Die interdisziplinäre und transinstitutionelle Tagung „Unendlich viele Freiheitsgrade“ wertet sieben Jahre künstlerischer Arbeit am Wittenberger Weg aus. Sie geht der Freiheit im Denken und Handeln nach, die künstlerisch begleitete Prozesse systemisch eröffnen und untersucht, wie durch sie gemeinsamer öffentlicher Raum entsteht. Die Ausgangsfrage lautete: Verändert – und wenn ja wie – ein künstlerisch begleiteter, ergebnisoffener Prozess eine scheinbar unlösbare Situation?

Die Differenzierung der Tagungsthemen in eine große Zahl von Unterthemen ermöglicht produktive Zusammenarbeit in Gruppen von bis zu zehn Personen. Nach dem Projektprinzip werden die Themen aus dem Projekt heraus von Kindern, Jugendlichen und Studierenden vorbereitet und zusammen mit Tagungsteilnehmer*innen und Expert*innen weiterentwickelt.

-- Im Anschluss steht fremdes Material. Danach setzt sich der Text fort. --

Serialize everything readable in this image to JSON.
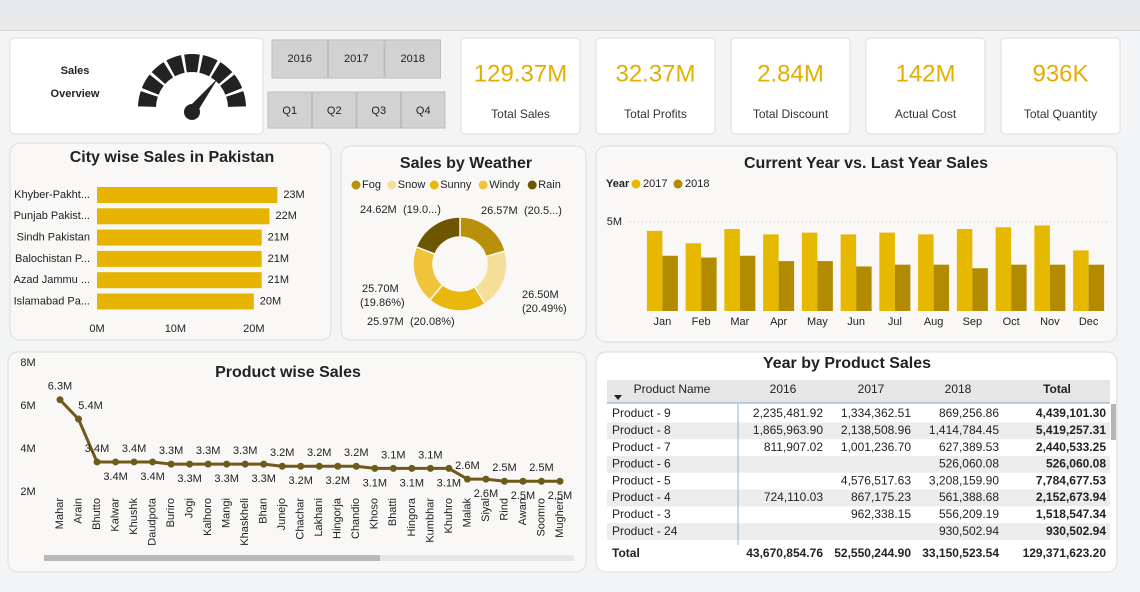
{
  "header": {
    "title": [
      "Sales",
      "Overview"
    ]
  },
  "slicers": {
    "years": [
      "2016",
      "2017",
      "2018"
    ],
    "quarters": [
      "Q1",
      "Q2",
      "Q3",
      "Q4"
    ]
  },
  "kpis": [
    {
      "value": "129.37M",
      "label": "Total Sales"
    },
    {
      "value": "32.37M",
      "label": "Total Profits"
    },
    {
      "value": "2.84M",
      "label": "Total Discount"
    },
    {
      "value": "142M",
      "label": "Actual Cost"
    },
    {
      "value": "936K",
      "label": "Total Quantity"
    }
  ],
  "chart_data": [
    {
      "type": "bar",
      "orientation": "horizontal",
      "title": "City wise Sales in Pakistan",
      "categories": [
        "Khyber-Pakht...",
        "Punjab Pakist...",
        "Sindh Pakistan",
        "Balochistan P...",
        "Azad Jammu ...",
        "Islamabad Pa..."
      ],
      "values": [
        23,
        22,
        21,
        21,
        21,
        20
      ],
      "value_labels": [
        "23M",
        "22M",
        "21M",
        "21M",
        "21M",
        "20M"
      ],
      "color": "#e6b400",
      "xlim": [
        0,
        25
      ],
      "xticks": [
        {
          "value": 0,
          "label": "0M"
        },
        {
          "value": 10,
          "label": "10M"
        },
        {
          "value": 20,
          "label": "20M"
        }
      ]
    },
    {
      "type": "donut",
      "title": "Sales by Weather",
      "categories": [
        "Fog",
        "Snow",
        "Sunny",
        "Windy",
        "Rain"
      ],
      "values": [
        26.57,
        26.5,
        25.97,
        25.7,
        24.62
      ],
      "value_labels": [
        "26.57M",
        "26.50M",
        "25.97M",
        "25.70M",
        "24.62M"
      ],
      "percent_labels": [
        "(20.5...)",
        "(20.49%)",
        "(20.08%)",
        "(19.86%)",
        "(19.0...)"
      ],
      "colors": [
        "#b8900a",
        "#f5df98",
        "#e8b90c",
        "#f0c43a",
        "#6e5500"
      ]
    },
    {
      "type": "grouped_bar",
      "title": "Current Year vs. Last Year Sales",
      "legend_title": "Year",
      "categories": [
        "Jan",
        "Feb",
        "Mar",
        "Apr",
        "May",
        "Jun",
        "Jul",
        "Aug",
        "Sep",
        "Oct",
        "Nov",
        "Dec"
      ],
      "series": [
        {
          "name": "2017",
          "color": "#e6b800",
          "values": [
            4.5,
            3.8,
            4.6,
            4.3,
            4.4,
            4.3,
            4.4,
            4.3,
            4.6,
            4.7,
            4.8,
            3.4
          ]
        },
        {
          "name": "2018",
          "color": "#b38b00",
          "values": [
            3.1,
            3.0,
            3.1,
            2.8,
            2.8,
            2.5,
            2.6,
            2.6,
            2.4,
            2.6,
            2.6,
            2.6
          ]
        }
      ],
      "ylim": [
        0,
        5.5
      ],
      "yticks": [
        {
          "value": 5,
          "label": "5M"
        }
      ],
      "grid": true
    },
    {
      "type": "line",
      "title": "Product wise Sales",
      "categories": [
        "Mahar",
        "Arain",
        "Bhutto",
        "Kalwar",
        "Khushk",
        "Daudpota",
        "Buriro",
        "Jogi",
        "Kalhoro",
        "Mangi",
        "Khaskheli",
        "Bhan",
        "Junejo",
        "Chachar",
        "Lakhani",
        "Hingorja",
        "Chandio",
        "Khoso",
        "Bhatti",
        "Hingora",
        "Kumbhar",
        "Khuhro",
        "Malak",
        "Siyal",
        "Rind",
        "Awan",
        "Soomro",
        "Mugheri"
      ],
      "values": [
        6.3,
        5.4,
        3.4,
        3.4,
        3.4,
        3.4,
        3.3,
        3.3,
        3.3,
        3.3,
        3.3,
        3.3,
        3.2,
        3.2,
        3.2,
        3.2,
        3.2,
        3.1,
        3.1,
        3.1,
        3.1,
        3.1,
        2.6,
        2.6,
        2.5,
        2.5,
        2.5,
        2.5
      ],
      "value_labels": [
        "6.3M",
        "5.4M",
        "3.4M",
        "3.4M",
        "3.4M",
        "3.4M",
        "3.3M",
        "3.3M",
        "3.3M",
        "3.3M",
        "3.3M",
        "3.3M",
        "3.2M",
        "3.2M",
        "3.2M",
        "3.2M",
        "3.2M",
        "3.1M",
        "3.1M",
        "3.1M",
        "3.1M",
        "3.1M",
        "2.6M",
        "2.6M",
        "2.5M",
        "2.5M",
        "2.5M",
        "2.5M"
      ],
      "color": "#6f5a1c",
      "ylim": [
        1.3,
        8.2
      ],
      "yticks": [
        {
          "value": 2,
          "label": "2M"
        },
        {
          "value": 4,
          "label": "4M"
        },
        {
          "value": 6,
          "label": "6M"
        },
        {
          "value": 8,
          "label": "8M"
        }
      ]
    }
  ],
  "table": {
    "title": "Year by Product Sales",
    "columns": [
      "Product Name",
      "2016",
      "2017",
      "2018",
      "Total"
    ],
    "rows": [
      [
        "Product - 9",
        "2,235,481.92",
        "1,334,362.51",
        "869,256.86",
        "4,439,101.30"
      ],
      [
        "Product - 8",
        "1,865,963.90",
        "2,138,508.96",
        "1,414,784.45",
        "5,419,257.31"
      ],
      [
        "Product - 7",
        "811,907.02",
        "1,001,236.70",
        "627,389.53",
        "2,440,533.25"
      ],
      [
        "Product - 6",
        null,
        null,
        "526,060.08",
        "526,060.08"
      ],
      [
        "Product - 5",
        null,
        "4,576,517.63",
        "3,208,159.90",
        "7,784,677.53"
      ],
      [
        "Product - 4",
        "724,110.03",
        "867,175.23",
        "561,388.68",
        "2,152,673.94"
      ],
      [
        "Product - 3",
        null,
        "962,338.15",
        "556,209.19",
        "1,518,547.34"
      ],
      [
        "Product - 24",
        null,
        null,
        "930,502.94",
        "930,502.94"
      ]
    ],
    "total": [
      "Total",
      "43,670,854.76",
      "52,550,244.90",
      "33,150,523.54",
      "129,371,623.20"
    ]
  }
}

Das Viertel am Wittenberger Weg in Düsseldorf Garath wurde in den 1950ern als Siedlung für obdachlose Familien gebaut. Seine städtebauliche Isolation führte dazu, dass die bisherigen Versuche, die Sozialwerte zu verbessern, nur relativ wenig veränderten. „Wenn Du dort etwas bewegst, helfen dir alle“, so Peter Zerfaß, Schulleiter der Alfred-Herrhausen-Schule, 2013 über das Viertel.

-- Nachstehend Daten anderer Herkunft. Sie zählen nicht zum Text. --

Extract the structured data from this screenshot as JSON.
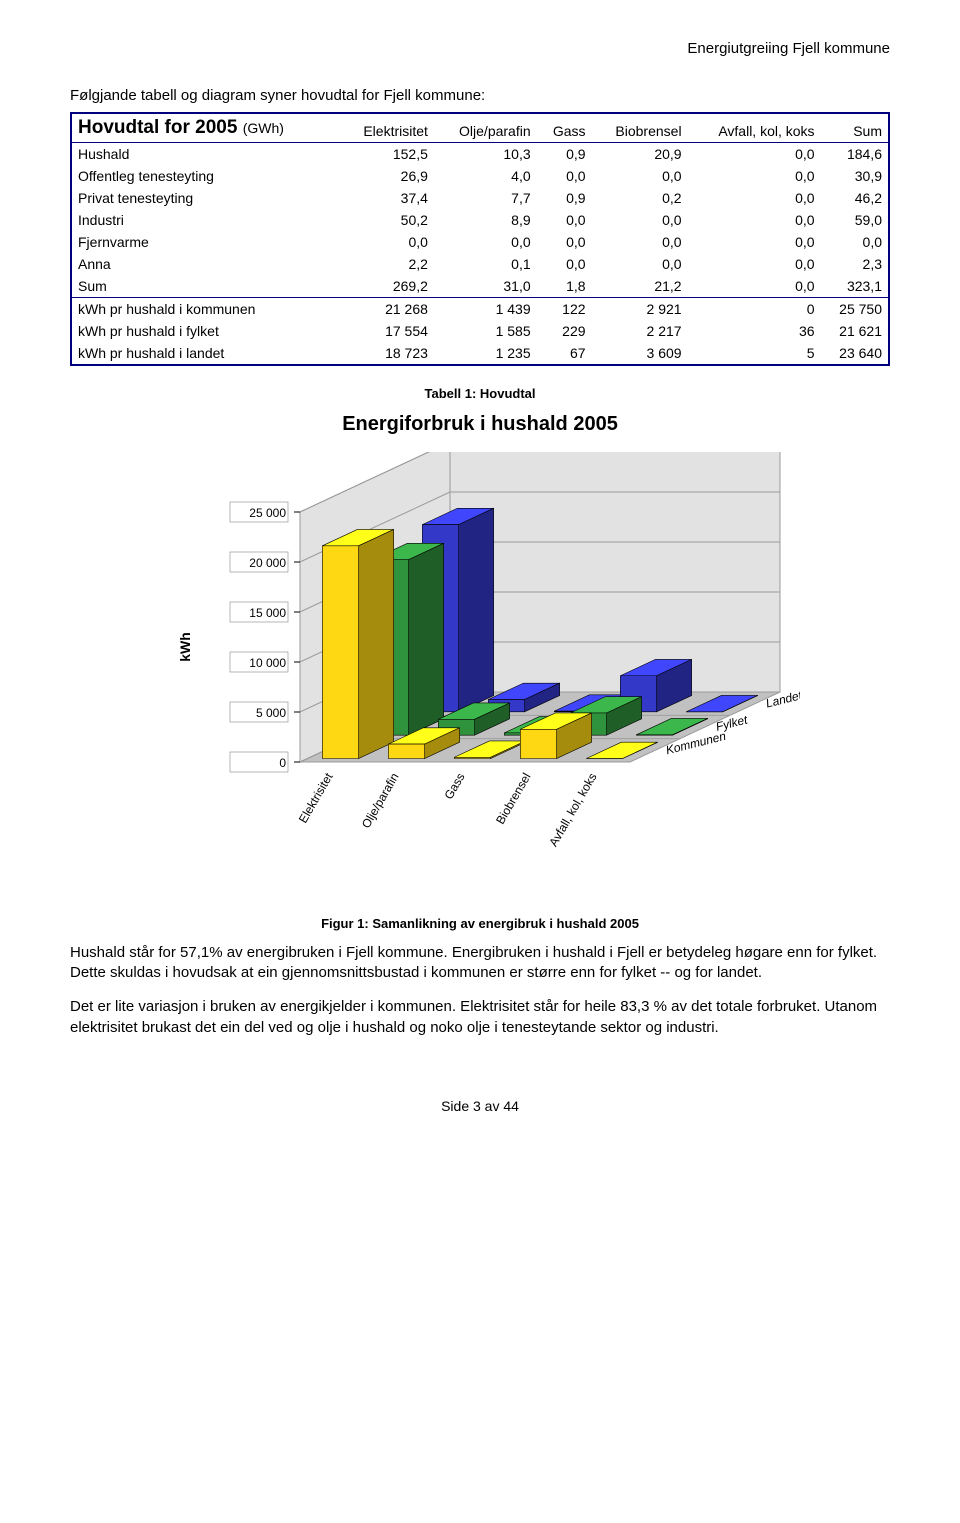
{
  "header_right": "Energiutgreiing Fjell kommune",
  "intro_text": "Følgjande tabell og diagram syner hovudtal for Fjell kommune:",
  "table": {
    "title_main": "Hovudtal for 2005",
    "title_unit": "(GWh)",
    "columns": [
      "",
      "Elektrisitet",
      "Olje/parafin",
      "Gass",
      "Biobrensel",
      "Avfall, kol, koks",
      "Sum"
    ],
    "section1": [
      [
        "Hushald",
        "152,5",
        "10,3",
        "0,9",
        "20,9",
        "0,0",
        "184,6"
      ],
      [
        "Offentleg tenesteyting",
        "26,9",
        "4,0",
        "0,0",
        "0,0",
        "0,0",
        "30,9"
      ],
      [
        "Privat tenesteyting",
        "37,4",
        "7,7",
        "0,9",
        "0,2",
        "0,0",
        "46,2"
      ],
      [
        "Industri",
        "50,2",
        "8,9",
        "0,0",
        "0,0",
        "0,0",
        "59,0"
      ],
      [
        "Fjernvarme",
        "0,0",
        "0,0",
        "0,0",
        "0,0",
        "0,0",
        "0,0"
      ],
      [
        "Anna",
        "2,2",
        "0,1",
        "0,0",
        "0,0",
        "0,0",
        "2,3"
      ],
      [
        "Sum",
        "269,2",
        "31,0",
        "1,8",
        "21,2",
        "0,0",
        "323,1"
      ]
    ],
    "section2": [
      [
        "kWh pr hushald i kommunen",
        "21 268",
        "1 439",
        "122",
        "2 921",
        "0",
        "25 750"
      ],
      [
        "kWh pr hushald i fylket",
        "17 554",
        "1 585",
        "229",
        "2 217",
        "36",
        "21 621"
      ],
      [
        "kWh pr hushald i landet",
        "18 723",
        "1 235",
        "67",
        "3 609",
        "5",
        "23 640"
      ]
    ]
  },
  "caption_table": "Tabell 1: Hovudtal",
  "chart": {
    "title": "Energiforbruk i hushald 2005",
    "type": "3d-bar",
    "y_label": "kWh",
    "y_label_fontsize": 14,
    "y_ticks": [
      0,
      5000,
      10000,
      15000,
      20000,
      25000
    ],
    "y_tick_labels": [
      "0",
      "5 000",
      "10 000",
      "15 000",
      "20 000",
      "25 000"
    ],
    "ylim": [
      0,
      25000
    ],
    "x_categories": [
      "Elektrisitet",
      "Olje/parafin",
      "Gass",
      "Biobrensel",
      "Avfall, kol, koks"
    ],
    "z_series": [
      "Kommunen",
      "Fylket",
      "Landet"
    ],
    "z_colors": [
      "#ffd814",
      "#2f923c",
      "#3338c9"
    ],
    "values": {
      "Kommunen": [
        21268,
        1439,
        122,
        2921,
        0
      ],
      "Fylket": [
        17554,
        1585,
        229,
        2217,
        36
      ],
      "Landet": [
        18723,
        1235,
        67,
        3609,
        5
      ]
    },
    "background_color": "#ffffff",
    "floor_color": "#c1c1c1",
    "wall_color": "#e2e2e2",
    "grid_color": "#9b9b9b",
    "axis_font_size": 12,
    "title_fontsize": 20
  },
  "caption_figure": "Figur 1: Samanlikning av energibruk i hushald 2005",
  "paragraphs": [
    "Hushald står for 57,1% av energibruken i Fjell kommune. Energibruken i hushald i Fjell er betydeleg høgare enn for fylket. Dette skuldas i hovudsak at ein gjennomsnittsbustad i kommunen er større enn for fylket -- og for landet.",
    "Det er lite variasjon i bruken av energikjelder i kommunen. Elektrisitet står for heile 83,3 % av det totale forbruket. Utanom elektrisitet brukast det ein del ved og olje i hushald og noko olje i tenesteytande sektor og industri."
  ],
  "footer": "Side 3 av 44"
}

2013 entwickelten drei Jugendliche die Grundidee für das Projekt: „Ein offener, selbst ausgedachter Raum, an dem die Qualitäten der Menschen und ihre Geschichten sichtbar werden, in dem man selbst ein Praktikum machen und die Eltern vielleicht Arbeit finden könnten – ein Café“. Ermutigt ihren eigenen Beobachtungen und Impulsen zu vertrauen gingen sie in den Austausch mit Studierenden, Architekt*innen, Planer*innen, Künstler*innen, Politiker*innen, Stadtverwaltung und Gastronom*innen. Dabei entstand der architektonische Entwurf für einen Raum, den weder Fachleute noch die beteiligten Kinder und Jugendlichen hätten alleine finden können: das Wiesencafé. Die Form spiegelt den Prozess seiner Entstehung.

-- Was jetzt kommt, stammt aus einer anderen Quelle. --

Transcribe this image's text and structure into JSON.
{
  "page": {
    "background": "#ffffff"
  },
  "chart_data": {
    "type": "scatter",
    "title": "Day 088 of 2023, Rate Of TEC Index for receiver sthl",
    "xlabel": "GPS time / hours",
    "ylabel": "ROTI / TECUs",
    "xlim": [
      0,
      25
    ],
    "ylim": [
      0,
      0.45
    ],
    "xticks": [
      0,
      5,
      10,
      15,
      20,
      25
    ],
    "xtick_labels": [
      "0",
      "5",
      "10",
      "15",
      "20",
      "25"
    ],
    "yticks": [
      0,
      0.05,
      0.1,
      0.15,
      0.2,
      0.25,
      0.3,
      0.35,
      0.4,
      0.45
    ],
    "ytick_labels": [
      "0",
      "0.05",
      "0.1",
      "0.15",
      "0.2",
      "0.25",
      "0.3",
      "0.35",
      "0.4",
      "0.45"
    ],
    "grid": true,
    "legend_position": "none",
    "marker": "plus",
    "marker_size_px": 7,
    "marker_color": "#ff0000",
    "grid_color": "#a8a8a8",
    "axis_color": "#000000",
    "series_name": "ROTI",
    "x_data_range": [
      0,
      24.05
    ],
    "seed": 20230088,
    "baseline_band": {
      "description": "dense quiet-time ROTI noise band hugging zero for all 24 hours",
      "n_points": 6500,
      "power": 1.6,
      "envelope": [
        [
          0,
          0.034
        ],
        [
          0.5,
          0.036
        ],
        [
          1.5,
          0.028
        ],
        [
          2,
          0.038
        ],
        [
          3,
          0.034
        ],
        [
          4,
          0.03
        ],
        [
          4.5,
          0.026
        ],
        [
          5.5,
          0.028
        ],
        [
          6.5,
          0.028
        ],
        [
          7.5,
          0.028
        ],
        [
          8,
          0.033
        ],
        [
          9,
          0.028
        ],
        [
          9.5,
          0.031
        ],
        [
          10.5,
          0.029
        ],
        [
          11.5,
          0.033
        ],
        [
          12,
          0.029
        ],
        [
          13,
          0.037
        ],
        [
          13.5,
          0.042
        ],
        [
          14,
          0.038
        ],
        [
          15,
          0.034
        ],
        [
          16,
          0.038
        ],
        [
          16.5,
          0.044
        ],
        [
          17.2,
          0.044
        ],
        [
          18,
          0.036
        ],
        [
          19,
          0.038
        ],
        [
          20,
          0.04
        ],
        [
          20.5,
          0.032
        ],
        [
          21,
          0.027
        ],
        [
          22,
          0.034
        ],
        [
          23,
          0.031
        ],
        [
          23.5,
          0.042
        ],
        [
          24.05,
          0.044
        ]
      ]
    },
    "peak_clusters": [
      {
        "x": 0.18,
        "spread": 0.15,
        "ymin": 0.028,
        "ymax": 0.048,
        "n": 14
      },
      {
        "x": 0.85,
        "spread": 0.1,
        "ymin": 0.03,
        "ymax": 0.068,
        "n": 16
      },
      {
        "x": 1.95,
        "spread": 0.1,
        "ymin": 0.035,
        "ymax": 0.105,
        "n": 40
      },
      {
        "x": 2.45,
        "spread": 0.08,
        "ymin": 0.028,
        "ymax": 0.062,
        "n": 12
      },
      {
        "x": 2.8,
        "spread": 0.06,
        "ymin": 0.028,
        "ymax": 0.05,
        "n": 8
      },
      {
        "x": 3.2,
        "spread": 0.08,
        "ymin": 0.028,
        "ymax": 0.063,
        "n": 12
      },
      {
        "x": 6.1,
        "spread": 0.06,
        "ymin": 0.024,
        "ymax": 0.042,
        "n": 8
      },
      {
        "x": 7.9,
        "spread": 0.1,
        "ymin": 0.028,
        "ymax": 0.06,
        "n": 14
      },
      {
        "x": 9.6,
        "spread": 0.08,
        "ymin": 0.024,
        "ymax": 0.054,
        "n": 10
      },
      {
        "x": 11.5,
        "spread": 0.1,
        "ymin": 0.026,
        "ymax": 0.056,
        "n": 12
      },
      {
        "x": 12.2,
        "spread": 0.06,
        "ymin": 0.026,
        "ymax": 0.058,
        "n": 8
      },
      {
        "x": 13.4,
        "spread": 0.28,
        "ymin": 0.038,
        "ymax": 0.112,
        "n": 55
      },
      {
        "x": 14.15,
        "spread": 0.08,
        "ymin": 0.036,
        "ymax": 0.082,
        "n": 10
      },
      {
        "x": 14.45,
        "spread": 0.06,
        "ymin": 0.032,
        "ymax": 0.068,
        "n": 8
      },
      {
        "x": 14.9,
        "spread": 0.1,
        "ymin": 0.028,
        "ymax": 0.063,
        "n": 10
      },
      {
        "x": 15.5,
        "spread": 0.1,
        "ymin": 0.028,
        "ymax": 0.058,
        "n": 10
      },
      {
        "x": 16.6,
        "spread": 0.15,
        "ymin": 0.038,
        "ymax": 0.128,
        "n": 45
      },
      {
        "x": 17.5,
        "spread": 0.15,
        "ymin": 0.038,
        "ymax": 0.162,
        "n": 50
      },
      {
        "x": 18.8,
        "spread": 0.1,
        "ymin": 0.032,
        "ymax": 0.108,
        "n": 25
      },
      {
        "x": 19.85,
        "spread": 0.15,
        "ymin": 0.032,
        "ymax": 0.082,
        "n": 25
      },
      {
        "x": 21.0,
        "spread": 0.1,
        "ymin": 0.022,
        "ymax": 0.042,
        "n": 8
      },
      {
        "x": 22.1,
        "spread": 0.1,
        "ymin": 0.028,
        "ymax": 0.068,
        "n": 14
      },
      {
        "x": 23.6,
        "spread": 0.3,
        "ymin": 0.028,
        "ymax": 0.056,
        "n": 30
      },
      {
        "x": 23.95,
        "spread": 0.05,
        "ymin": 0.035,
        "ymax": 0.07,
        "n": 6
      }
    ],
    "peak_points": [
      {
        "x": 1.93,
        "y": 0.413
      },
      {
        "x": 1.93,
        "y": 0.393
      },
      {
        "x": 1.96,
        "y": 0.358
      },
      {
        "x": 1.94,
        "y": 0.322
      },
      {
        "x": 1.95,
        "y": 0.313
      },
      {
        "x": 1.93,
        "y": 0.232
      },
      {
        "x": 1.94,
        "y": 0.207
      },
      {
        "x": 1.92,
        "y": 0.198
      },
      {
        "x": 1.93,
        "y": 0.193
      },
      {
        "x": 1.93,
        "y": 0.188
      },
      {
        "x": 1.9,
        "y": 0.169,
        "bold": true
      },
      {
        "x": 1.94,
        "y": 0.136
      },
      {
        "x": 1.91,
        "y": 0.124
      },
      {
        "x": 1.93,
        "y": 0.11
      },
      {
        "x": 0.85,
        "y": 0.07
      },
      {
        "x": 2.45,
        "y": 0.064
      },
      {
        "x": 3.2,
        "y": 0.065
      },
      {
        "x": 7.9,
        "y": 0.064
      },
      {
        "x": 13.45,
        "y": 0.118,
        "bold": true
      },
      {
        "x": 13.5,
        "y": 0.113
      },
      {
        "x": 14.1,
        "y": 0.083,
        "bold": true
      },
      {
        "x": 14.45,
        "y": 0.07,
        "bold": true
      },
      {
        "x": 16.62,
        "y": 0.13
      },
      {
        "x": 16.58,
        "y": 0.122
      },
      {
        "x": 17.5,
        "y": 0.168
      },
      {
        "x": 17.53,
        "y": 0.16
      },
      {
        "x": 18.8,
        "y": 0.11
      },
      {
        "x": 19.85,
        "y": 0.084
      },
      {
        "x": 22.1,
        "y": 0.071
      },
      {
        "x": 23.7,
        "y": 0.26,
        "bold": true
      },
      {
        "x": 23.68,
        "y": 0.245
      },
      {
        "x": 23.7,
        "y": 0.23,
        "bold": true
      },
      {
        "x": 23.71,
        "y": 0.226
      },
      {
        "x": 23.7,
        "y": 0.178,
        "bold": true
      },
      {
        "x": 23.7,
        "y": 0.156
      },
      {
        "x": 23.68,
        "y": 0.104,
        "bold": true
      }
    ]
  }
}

2017 konnten der Grundriss als sichtbare und nutzbare Open Air Platte gebaut werden. 2017, 18 und 19 wurde die Bodenplatte zur Bühne, zum Treffpunkt, zum Kunstort. 2020 werden die Gebäudewände in einer seit etwa 100 Jahren vergessenen Lehmbautechnik errichtet. Lehmwellerbau ermöglicht eine zeitgenössische Formensprache, nutzt Stroh und Lehm aus der Region. An dem als „Bauhütte“ bezeichneten inklusiven Projektteil sind mehrere Hochschulen und etwa 15 weitere Bildungseinrichtungen beteiligt.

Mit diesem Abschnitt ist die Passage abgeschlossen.